Sir Charlie Mayfield was commissioned to write his report on long-term sickness when Sir Keir Starmer’s government was promising a welfare “revolution”.
Published on Wednesday, it is devastatingly clear about the social and economic damage being inflicted by the failure to control the surge in sickness claims. His report puts a figure on it: £212 billion a year for the economy. And potentially over £1 million of lost earnings for a worker lost to long-term sickness at the age of 22, “with the state incurring a similar cost”.
His report is focused on workplaces, not welfare. As a former chairman of John Lewis, Mayfield was asked to find out what kind of interventions work, how best to help when workers go off long-term sick. How doing so is not just good for the welfare bill and society, but, most of all, for employers.

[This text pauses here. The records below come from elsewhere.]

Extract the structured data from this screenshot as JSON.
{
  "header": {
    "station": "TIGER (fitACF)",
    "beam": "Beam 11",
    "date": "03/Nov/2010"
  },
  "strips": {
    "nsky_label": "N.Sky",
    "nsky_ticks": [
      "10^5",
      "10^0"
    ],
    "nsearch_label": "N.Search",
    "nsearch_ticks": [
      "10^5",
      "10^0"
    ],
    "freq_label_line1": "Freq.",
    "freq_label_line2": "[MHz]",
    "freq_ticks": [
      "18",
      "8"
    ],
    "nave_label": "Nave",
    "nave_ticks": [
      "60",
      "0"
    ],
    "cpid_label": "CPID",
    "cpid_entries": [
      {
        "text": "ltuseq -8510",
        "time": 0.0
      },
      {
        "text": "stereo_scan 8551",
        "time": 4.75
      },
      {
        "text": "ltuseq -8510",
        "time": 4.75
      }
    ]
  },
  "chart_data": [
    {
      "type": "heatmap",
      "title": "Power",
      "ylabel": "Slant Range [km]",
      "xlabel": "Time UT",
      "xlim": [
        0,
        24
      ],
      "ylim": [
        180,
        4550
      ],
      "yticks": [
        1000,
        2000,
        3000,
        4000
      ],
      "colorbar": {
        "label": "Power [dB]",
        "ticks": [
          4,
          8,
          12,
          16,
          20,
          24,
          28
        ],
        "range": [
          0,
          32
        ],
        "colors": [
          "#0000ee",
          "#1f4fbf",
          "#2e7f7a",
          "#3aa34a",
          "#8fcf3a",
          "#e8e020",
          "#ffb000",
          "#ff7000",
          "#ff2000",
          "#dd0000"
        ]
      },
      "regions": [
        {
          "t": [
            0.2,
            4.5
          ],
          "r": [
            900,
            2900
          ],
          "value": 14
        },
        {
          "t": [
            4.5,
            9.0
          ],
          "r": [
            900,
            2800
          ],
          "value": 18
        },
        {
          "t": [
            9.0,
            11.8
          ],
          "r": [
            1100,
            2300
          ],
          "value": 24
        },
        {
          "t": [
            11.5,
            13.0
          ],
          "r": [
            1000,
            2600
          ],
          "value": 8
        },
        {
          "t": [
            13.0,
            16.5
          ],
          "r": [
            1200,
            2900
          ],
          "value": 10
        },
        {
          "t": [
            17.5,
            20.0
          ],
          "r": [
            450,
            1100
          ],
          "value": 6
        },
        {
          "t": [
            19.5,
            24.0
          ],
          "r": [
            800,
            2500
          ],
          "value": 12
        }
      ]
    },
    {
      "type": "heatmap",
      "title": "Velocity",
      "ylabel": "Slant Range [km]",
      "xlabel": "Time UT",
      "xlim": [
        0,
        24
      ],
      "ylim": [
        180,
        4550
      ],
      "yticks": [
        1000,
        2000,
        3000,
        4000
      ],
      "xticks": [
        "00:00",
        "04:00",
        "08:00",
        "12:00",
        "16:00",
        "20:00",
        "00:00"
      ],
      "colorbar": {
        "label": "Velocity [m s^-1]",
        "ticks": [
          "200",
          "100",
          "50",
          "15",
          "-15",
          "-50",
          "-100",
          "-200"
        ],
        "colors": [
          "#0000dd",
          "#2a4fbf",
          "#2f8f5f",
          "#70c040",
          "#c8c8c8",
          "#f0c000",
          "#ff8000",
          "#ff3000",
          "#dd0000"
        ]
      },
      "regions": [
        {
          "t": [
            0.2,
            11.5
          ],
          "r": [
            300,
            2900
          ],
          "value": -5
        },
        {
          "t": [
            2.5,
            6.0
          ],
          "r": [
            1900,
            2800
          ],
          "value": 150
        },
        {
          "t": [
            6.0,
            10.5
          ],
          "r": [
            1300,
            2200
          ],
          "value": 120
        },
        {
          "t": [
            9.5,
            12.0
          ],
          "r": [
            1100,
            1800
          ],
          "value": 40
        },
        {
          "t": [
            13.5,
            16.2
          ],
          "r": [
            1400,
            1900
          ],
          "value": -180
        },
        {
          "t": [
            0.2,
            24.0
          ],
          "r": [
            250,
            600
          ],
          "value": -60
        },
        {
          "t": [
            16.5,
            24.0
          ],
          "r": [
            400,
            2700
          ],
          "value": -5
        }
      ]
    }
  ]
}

The point about the £1 million in lost earnings is poignant because some 235,000 under-25s are now claiming long-term sickness benefit, a rise of 80,000 in five years. A scarring effect then kicks in. Someone who has been off for less than a year, Mayfield concludes, is eight times more likely to return to work than someone who has been out for more than two years.
The £212 billion cost, his report says, is equivalent to “nearly 70 per cent of the income tax we pay”, not just through loss to the economy but in welfare payments and NHS costs. His point: stemming this problem could have significant upsides. It could be very worthwhile to identify which techniques help and apply them. Best done in the workplace rather than when someone is in the welfare system.
The UK has come to pride itself not on health outcomes but how smoothly and efficiently people can be dropped into the quagmire of long-term sickness benefit. At the last count it was 5,000 every working day. It happens quickly and cheaply, with a one-hour telephone interview. But what of the long-term cost of writing people off in this way? If it’s even a third of the Mayfield figure — say, £300,000 rather than £1 million — then it makes the case for more active help, not just waving people through to welfare.
Keep Britain Working offers a new way of thinking about the value of people. Not just the fiscal cost of squandered potential but the gains to be had by refusing to give up so easily, and keeping them in the workplace. Better for their health, their family, their community, their prospects, as well as the taxpayer.
“The aim is to rehumanise the workplace,” he concludes. His words are directed mainly at employers. But his report provides a template, waiting to be applied to the welfare state itself.